Predictive model memory skyrockets

Hello, thank you very much for the nice library!

I have implemented the ProdLDA model (link to the Pyro tutorial) with 31000 legal documents for a big Public Administration ¶.

The main reason is to sort a huge mass of PDF documents accumulated along the years. The goal is to provide probabilistic tags (i.e. “theta” in LDA terminology) for each document. This should help the PA in searching for similar documents and use them as templates for future documentations.

Since it was missing in the original tutorial, I have added to the ProdLDA model the following lines in order to compute the “theta” (in percentages) for each document.

# sub-sample prodLDA's results by posterior predictive
predictive = Predictive(model=prodLDA.model, 
                        guide=prodLDA.guide, 
                        num_samples=2000,
                        return_sites=["logtheta"])
samples = predictive(docs)

# extract "theta" (percentages)
theta_percentages_numpy = torch.nn.functional.softmax(torch.mean(samples.get("logtheta").cpu(), dim=0), dim=-1).numpy()

I am able to run the whole pipeline successfully up to 25000 documents on a single GPU (16 GBs). As a reference, when I run 25000 documents “svi.step()” consumes 3-4 GBs for 2-3 Hrs at 60-70 % “Volatile GPU-Util” in “nvidia-smi” and the Predictive() consumes 12-13 GBs at ~90 % “Volatile GPU-Util” and it takes 2-3 minutes. Results are great!

Above 25000 documents the Predictive() step triggers an Out of Memory (OOM) error. I have noticed that when I am using 31000 documents the “svi.step()” runs smoothly at around 4-5 GBs for 3-4 Hrs. That’s way I can always get the “beta” (namely the wordcloud), no matter of the size of the data-set. Nevertheless I do need the “theta”, as well. Unfortunately, with 31000 documents Predictive() breaks the whole pipeline because the GPU’s memory starts consuming 3-4 times more GPU memory within few minutes.

That’s unfortunate, since it looks like a waste of computational power: the final three minutes of computation spoils the other 3-4 Hrs of computation…

As I have understood from the documentation, Predictive() is just a huge plate() on top of the actual model. Hence explained the OOM error.

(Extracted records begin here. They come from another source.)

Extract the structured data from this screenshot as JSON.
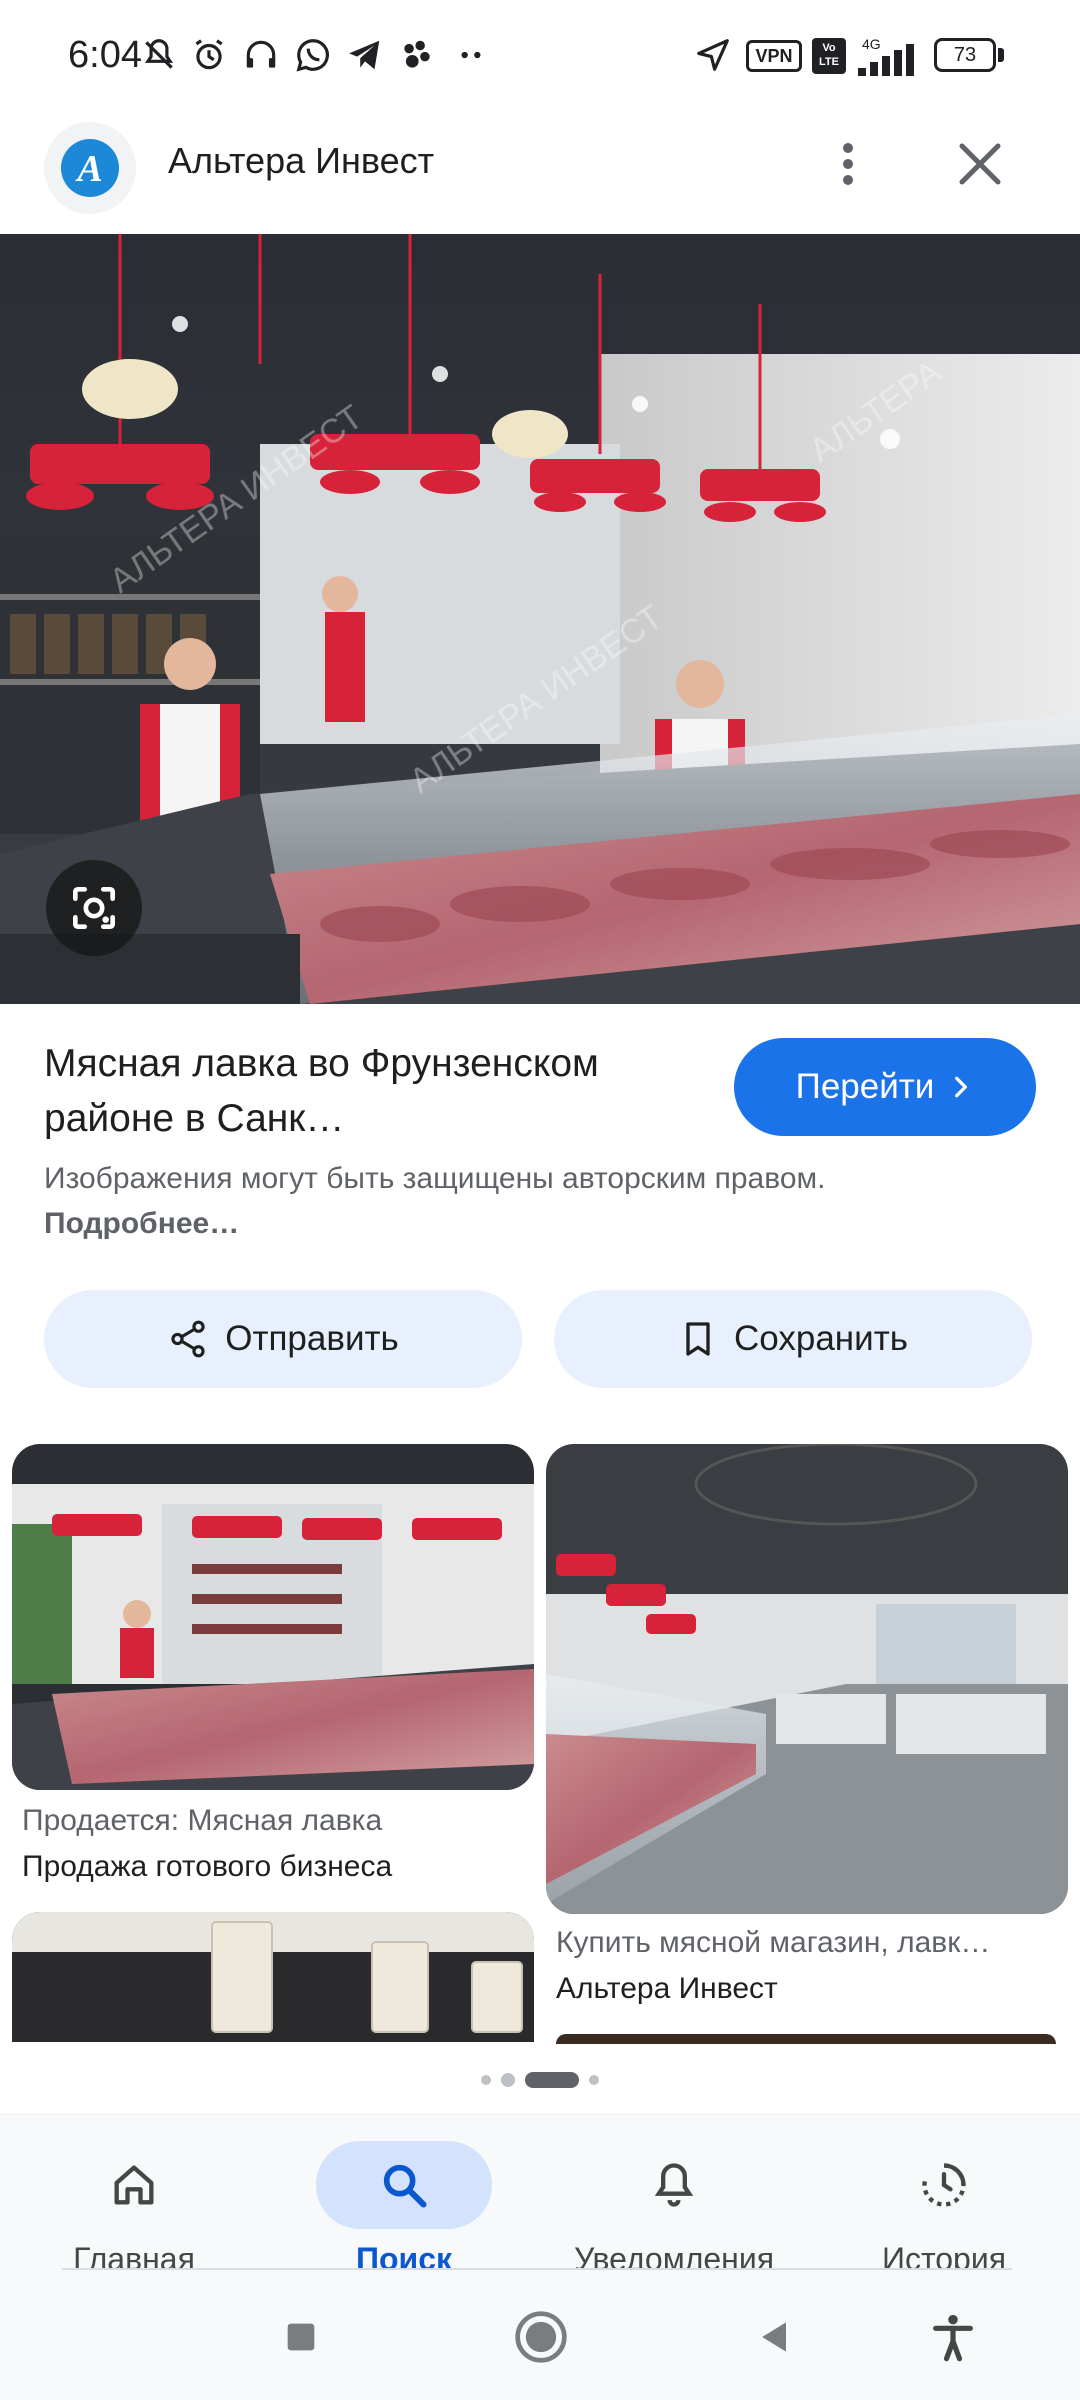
{
  "status_bar": {
    "time": "6:04",
    "battery": "73",
    "network": "4G",
    "vpn_label": "VPN",
    "volte_label": "Vo LTE",
    "left_icons": [
      "mute-bell-icon",
      "alarm-icon",
      "headset-icon",
      "whatsapp-icon",
      "telegram-icon",
      "paw-app-icon",
      "more-dots-icon"
    ],
    "right_icons": [
      "location-arrow-icon",
      "vpn-icon",
      "volte-icon",
      "signal-icon",
      "battery-icon"
    ]
  },
  "header": {
    "site_name": "Альтера Инвест",
    "logo_letter": "А",
    "icons": [
      "more-vertical-icon",
      "close-icon"
    ]
  },
  "result": {
    "title": "Мясная лавка во Фрунзенском районе в Санк…",
    "go_button": "Перейти",
    "copyright_text": "Изображения могут быть защищены авторским правом.",
    "copyright_link": "Подробнее…"
  },
  "actions": {
    "share": "Отправить",
    "save": "Сохранить"
  },
  "related": [
    {
      "title": "Продается: Мясная лавка",
      "source": "Продажа готового бизнеса"
    },
    {
      "title": "Купить мясной магазин, лавк…",
      "source": "Альтера Инвест"
    }
  ],
  "pager": {
    "count": 4,
    "active_index": 2
  },
  "bottom_nav": [
    {
      "label": "Главная",
      "icon": "home-icon",
      "active": false
    },
    {
      "label": "Поиск",
      "icon": "search-icon",
      "active": true
    },
    {
      "label": "Уведомления",
      "icon": "bell-icon",
      "active": false
    },
    {
      "label": "История",
      "icon": "history-icon",
      "active": false
    }
  ],
  "system_nav": [
    "recents-square-icon",
    "home-circle-icon",
    "back-triangle-icon",
    "accessibility-icon"
  ],
  "colors": {
    "accent": "#1a73e8",
    "action_bg": "#e8f0fe",
    "nav_active_pill": "#d3e3fd",
    "meat_red": "#d6233a"
  }
}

Below the strategies I have tried -unsuccessfully- in order to avoid the OOM with 31000 documents:

  1. decreasing the “batch_size” (e.g. from 512 to 16). It works, but now “svi.step()” is extremely slow (24 Hrs). Indeed, I consider it a suboptimal strategy because during “svi.step()” the GPU is working only at 10-20 % of its potential, leaving most of the GPU “Volatile GPU-Util” idling during the 24 Hrs “svi.step()”.

  2. I have tried to move the “Predictive()” to CPU. It works but only single thread: it takes 8 Hrs to run the Predictive() whereas by GPU took 3 minutes! The “parallel=True” triggers an error, as mentioned in this post (link here). It looks like the problem is the “batch_size” inherited when I have saved the trained “prodLDA” model.
    Ideal solution: it would have been wonderful to use “batch_size = 512” for “svi.step()”, whereas a “batch_size = 1” for “Predictive()”. This would have used GPU at its fullest potential. Unfortunately, this strategy is not possible/easy.

  3. I was thinking that the problem was the cumulating GPU memory from “svi.step()” to “Predictive()”. I had saved the ProdLDA model (not an easy task itself…), deleted the model and made a hard GPU flushing by “gc.collect()” and “torch.cuda.empty_cache()” before entering “Predictive()”. Still the problem persists. Therefore, I do not think anymore that the problem is the cumulating GPU memory between “svi.step()” and “Predictive()” steps.

  4. Use multiple GPU by “horovod”. Not tried it yet.

Honestly, I am running out of ideas how to solve the OOM error with Predictive().

In conclusion, it looks like the culprit of GPU’s OOM error is Predictive().